Comcast, which is both a broadband internet access service provider, and a participant in the FCC's CSRIC, announced in January 10 release that it has "fully implemented" DNSSEC.

Comcast's John Schanz, who is a member of the CSRIC, stated in a March 23 release that Comcast hopes that the CSRIC's action "will encourage other major ISPs to implement DNSSEC, and to encourage domain owners like commerce and banking-related sites to begin signing their domain names with DNSSEC".

Schanz also disclosed that "The working group also recommends that software developers, such as those creating operating-systems, web-browsers, and other Internet-focused applications, study how and when to incorporate DNSSEC validation functions into their software." (The CSRIC has many working groups, including one titled "Cyber Security Best Practices".)

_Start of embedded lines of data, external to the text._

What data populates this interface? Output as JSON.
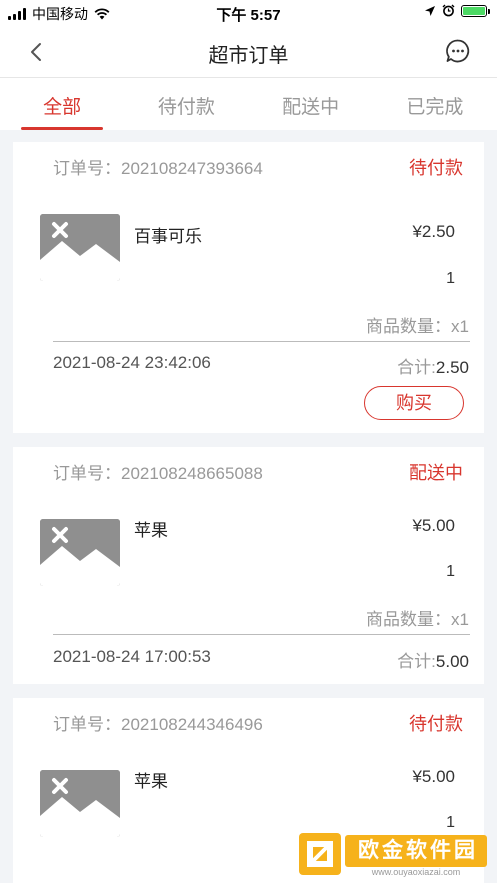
{
  "status_bar": {
    "carrier": "中国移动",
    "time": "下午 5:57"
  },
  "nav": {
    "title": "超市订单",
    "back_icon": "chevron-left-icon",
    "message_icon": "chat-bubble-icon"
  },
  "tabs": [
    {
      "label": "全部",
      "active": true
    },
    {
      "label": "待付款",
      "active": false
    },
    {
      "label": "配送中",
      "active": false
    },
    {
      "label": "已完成",
      "active": false
    }
  ],
  "orders": [
    {
      "order_label": "订单号：",
      "order_no": "202108247393664",
      "status": "待付款",
      "product_name": "百事可乐",
      "price": "¥2.50",
      "qty": "1",
      "count_label": "商品数量：",
      "count_value": "x1",
      "time": "2021-08-24 23:42:06",
      "total_label": "合计:",
      "total_value": "2.50",
      "action": "购买"
    },
    {
      "order_label": "订单号：",
      "order_no": "202108248665088",
      "status": "配送中",
      "product_name": "苹果",
      "price": "¥5.00",
      "qty": "1",
      "count_label": "商品数量：",
      "count_value": "x1",
      "time": "2021-08-24 17:00:53",
      "total_label": "合计:",
      "total_value": "5.00"
    },
    {
      "order_label": "订单号：",
      "order_no": "202108244346496",
      "status": "待付款",
      "product_name": "苹果",
      "price": "¥5.00",
      "qty": "1"
    }
  ],
  "watermark": {
    "name": "欧金软件园",
    "url": "www.ouyaoxiazai.com"
  },
  "colors": {
    "accent": "#d8362e",
    "muted": "#999999",
    "background": "#f2f4f7",
    "battery": "#4cd964"
  }
}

IP Route Hijacking. Third, the CSRIC recommendations address IP route hijacking.

The FCC release states that the "CSRIC recommended an industry framework to prevent Internet route hijacking, which is the erroneous routing of Internet traffic through potentially untrustworthy networks. CSRIC recommended that ISPs work to implement new technologies and practices to reduce the number of these events, thereby ensuring that users in the U.S. can be more confident that their Internet traffic will not be exposed to scrutiny by other networks, foreign or domestic, through misrouting."

Comcast's Schanz stated that "Improving the integrity of the global routing system has been a hope for quite some time. While there is work still to be done, Comcast joins other large network operators in our commitment to make sure data about resources is more reliable and accurate as a necessary precursor to any other enhancements which may be contemplated."

Genachowski added that the CSRIC "calls on network operators to develop and adopt new technical standards that will secure Internet routing. The secure Border Gateway Protocol standards would establish a certified registry that will enable ISPs to validate the authenticity of routing information, securing the foundations of trust between networks, which has been so essential to the Internet’s success".